Firstly I’ve included the graph to indicate what we might expect and what has happened in the past. The Great depression is shown in light gray, our current recession is shown in blue. We need to note that South Africa lags America by at least 6 months to a year meaning that we’re only about 9 months in our recession cycle. The fact that we lag America was used to our advantage as we could introduce precautions such as the NCA.
Banks have tightened their lending criteria more and more over the past 12 months, putting the housing market under increased pressure. Banks are demanding higher deposits with the average deposit as a percentage of the purchase being 24.1% or R200 000. Gavin Opperman, group managing executive of ABSA banks Securitised loans in the retail devision says ABSA will not be relaxing its home loan criteria before the end of 2009.
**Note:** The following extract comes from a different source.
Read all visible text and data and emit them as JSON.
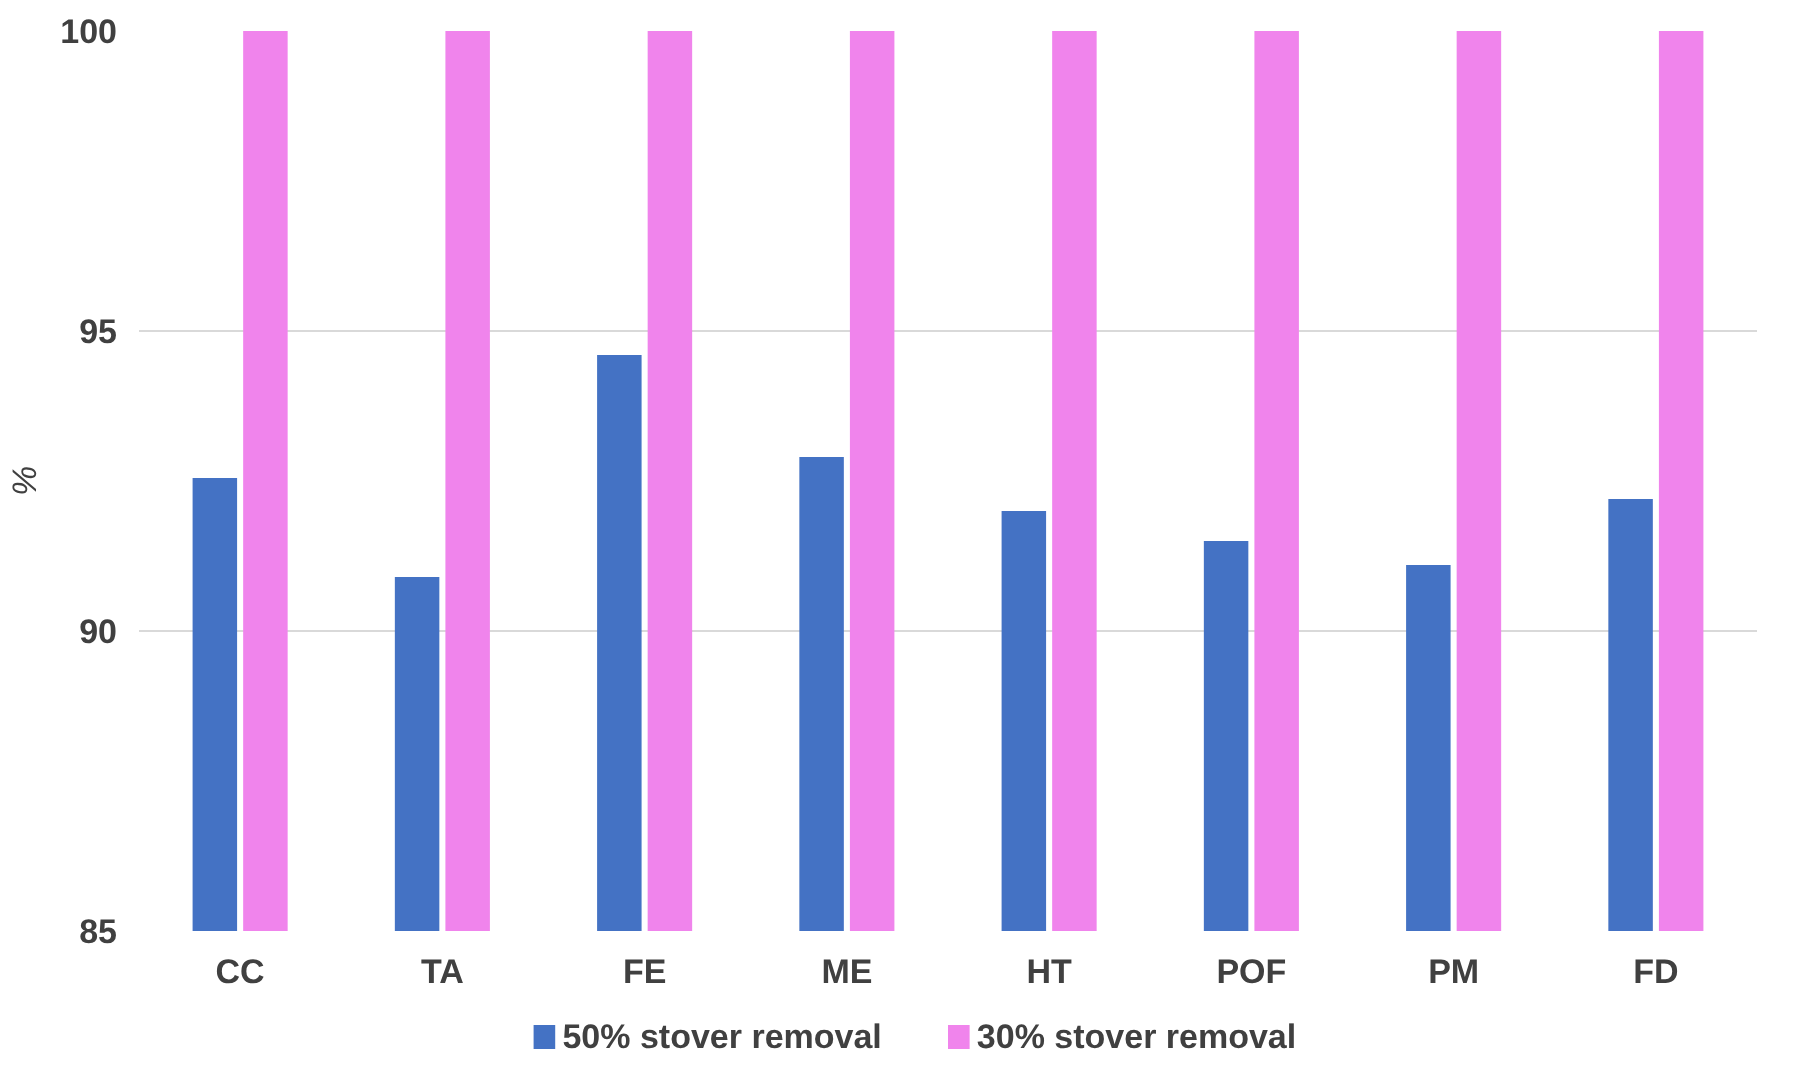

The impact on the residential property market is substantial. John Loos, property analyst for FNB home loan division reckons that even though the housing market is under pressure from the national credit act and stricter lending criteria from banks, interest rate cuts could kick start the market later. This is the only trump card South Africa has because there is still room to drop interest rates. Should rate cuts not occur, the South African housing market could find itself in a similar position to that of overseas markets where house prices have fallen by 17% in the United Kingdom (in one year) and even more in the US. The average house in the UK has fallen by £34 626,00 in the year to February 2009. The latest house price indices show that South African house prices fell by 6.9% in the year to February 2009. Johan Loos predicts that house prices could drop by up to 10% this year but reiterates the prospect of the market picking up early next year as the positive effects of lower interest rates take effect.